Giornata di festa in casa Inter, che celebra il suo 21° Scudetto conquistato con tre turni d’anticipo grazie al successo per 2-0 contro il Parma a San Siro. Un trionfo che porta la firma anche di Cristian Chivu, protagonista assoluto alla sua prima stagione in panchina.
Nel post partita, il presidente Giuseppe Marotta ha voluto sottolineare il valore del lavoro svolto, partendo proprio dall’allenatore: “I tifosi sono stati stupendi, la proprietà ci ha lasciato lavorare in tranquillità con ampie deleghe, ma devo dire che questo è lo scudetto di Chivu e della squadra. La scelta dell’allenatore? Il lunedì c’è stata la risoluzione consensuale con Inzaghi, il giorno dopo avevamo già deciso di puntare su Chivu per il suo coraggio, per un curriculum eccellente da giocatore. Ha caratteristiche che ci hanno portato a decidere di puntare tranquillamente su di lui, magari mancava di esperienza ma nella sua unica lacuna siamo stati noi a supportarlo.
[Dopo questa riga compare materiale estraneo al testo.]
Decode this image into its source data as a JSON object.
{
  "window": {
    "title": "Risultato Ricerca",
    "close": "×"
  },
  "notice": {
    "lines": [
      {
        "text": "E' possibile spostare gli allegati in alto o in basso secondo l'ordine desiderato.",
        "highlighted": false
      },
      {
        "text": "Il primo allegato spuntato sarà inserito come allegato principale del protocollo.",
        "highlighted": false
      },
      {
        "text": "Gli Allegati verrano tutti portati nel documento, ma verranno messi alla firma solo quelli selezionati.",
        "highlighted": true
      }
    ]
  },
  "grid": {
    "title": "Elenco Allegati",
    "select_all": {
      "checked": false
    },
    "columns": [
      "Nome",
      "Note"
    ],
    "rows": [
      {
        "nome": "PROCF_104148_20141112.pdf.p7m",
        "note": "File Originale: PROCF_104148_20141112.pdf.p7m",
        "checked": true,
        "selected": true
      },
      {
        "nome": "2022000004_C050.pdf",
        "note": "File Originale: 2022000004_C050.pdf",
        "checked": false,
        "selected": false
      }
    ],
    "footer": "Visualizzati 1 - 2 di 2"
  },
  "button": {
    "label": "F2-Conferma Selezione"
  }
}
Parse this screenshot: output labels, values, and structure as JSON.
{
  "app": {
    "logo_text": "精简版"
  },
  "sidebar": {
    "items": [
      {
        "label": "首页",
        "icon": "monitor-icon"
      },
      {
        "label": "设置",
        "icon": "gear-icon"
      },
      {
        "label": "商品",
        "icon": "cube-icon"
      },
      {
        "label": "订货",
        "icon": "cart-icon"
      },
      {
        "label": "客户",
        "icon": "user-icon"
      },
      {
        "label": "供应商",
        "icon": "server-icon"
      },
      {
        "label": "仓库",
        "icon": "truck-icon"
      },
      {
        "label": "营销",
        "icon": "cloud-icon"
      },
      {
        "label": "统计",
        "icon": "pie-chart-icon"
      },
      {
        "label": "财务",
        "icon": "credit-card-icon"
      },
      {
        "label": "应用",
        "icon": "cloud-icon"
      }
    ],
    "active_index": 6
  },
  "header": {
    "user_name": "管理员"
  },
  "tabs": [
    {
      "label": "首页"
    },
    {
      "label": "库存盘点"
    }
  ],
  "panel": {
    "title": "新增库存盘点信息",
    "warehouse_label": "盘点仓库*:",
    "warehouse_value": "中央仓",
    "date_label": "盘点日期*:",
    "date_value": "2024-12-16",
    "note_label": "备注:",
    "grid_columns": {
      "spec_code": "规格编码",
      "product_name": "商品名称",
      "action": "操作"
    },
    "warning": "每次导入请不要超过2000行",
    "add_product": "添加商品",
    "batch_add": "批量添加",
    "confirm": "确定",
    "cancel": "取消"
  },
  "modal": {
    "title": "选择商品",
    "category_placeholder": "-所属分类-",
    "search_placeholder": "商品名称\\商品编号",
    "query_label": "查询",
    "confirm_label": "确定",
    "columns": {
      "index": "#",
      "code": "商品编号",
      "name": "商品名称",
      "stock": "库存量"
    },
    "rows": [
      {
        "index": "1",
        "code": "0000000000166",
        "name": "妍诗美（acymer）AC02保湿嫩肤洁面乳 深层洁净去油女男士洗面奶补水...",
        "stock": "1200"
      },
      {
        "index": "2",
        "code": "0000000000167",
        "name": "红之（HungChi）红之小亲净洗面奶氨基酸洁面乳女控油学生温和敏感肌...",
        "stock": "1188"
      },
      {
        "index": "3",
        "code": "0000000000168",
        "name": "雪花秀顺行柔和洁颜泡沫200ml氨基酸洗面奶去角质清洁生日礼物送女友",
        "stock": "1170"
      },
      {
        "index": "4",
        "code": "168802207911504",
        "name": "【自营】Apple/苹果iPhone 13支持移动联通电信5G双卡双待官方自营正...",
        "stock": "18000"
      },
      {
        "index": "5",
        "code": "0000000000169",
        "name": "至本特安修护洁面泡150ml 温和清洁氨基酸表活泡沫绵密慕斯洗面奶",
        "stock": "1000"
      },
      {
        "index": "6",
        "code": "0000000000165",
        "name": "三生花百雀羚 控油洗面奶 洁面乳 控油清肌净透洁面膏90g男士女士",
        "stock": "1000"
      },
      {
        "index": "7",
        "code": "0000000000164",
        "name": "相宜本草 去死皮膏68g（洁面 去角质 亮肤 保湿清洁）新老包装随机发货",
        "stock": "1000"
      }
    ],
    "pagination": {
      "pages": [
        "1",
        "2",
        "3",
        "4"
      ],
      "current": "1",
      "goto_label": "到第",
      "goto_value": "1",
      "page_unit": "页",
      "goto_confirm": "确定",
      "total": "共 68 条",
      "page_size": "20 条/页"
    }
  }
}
Deve stare all’Inter per tanti anni”.
Parole che certificano la piena fiducia della società nei confronti del tecnico, anche alla luce di un percorso non sempre semplice. Lo stesso Marotta ha infatti chiarito: “In carriera non ho mai esonerato allenatori durante il campionato, io penso che il tecnico deve essere supportato e non può pagare sempre per tutti. Non c’erano le condizioni per cambiare panchina, la squadra era unita e aveva fiducia nel mister”.
Spazio poi anche alle strategie future, con una visione ben definita: “Per il futuro abbiamo idee chiare su come agire, avremo un incontro con la proprietà che ci darà le linee guida dal punto di vista economico, ma l’idea è quella di tenere lo zoccolo duro di italiani e continuare a cercare i migliori talenti del nostro Paese. Palestra? Purtroppo non è nostro, ma è un giocatore di grandissimo avvenire. Oltre ai giovani italiani, punteremo anche su stranieri con una certa esperienza e capaci di portare la cultura della vittoria”.
L’Inter guarda quindi avanti, forte di una base solida e con l’obiettivo di aprire un nuovo ciclo vincente.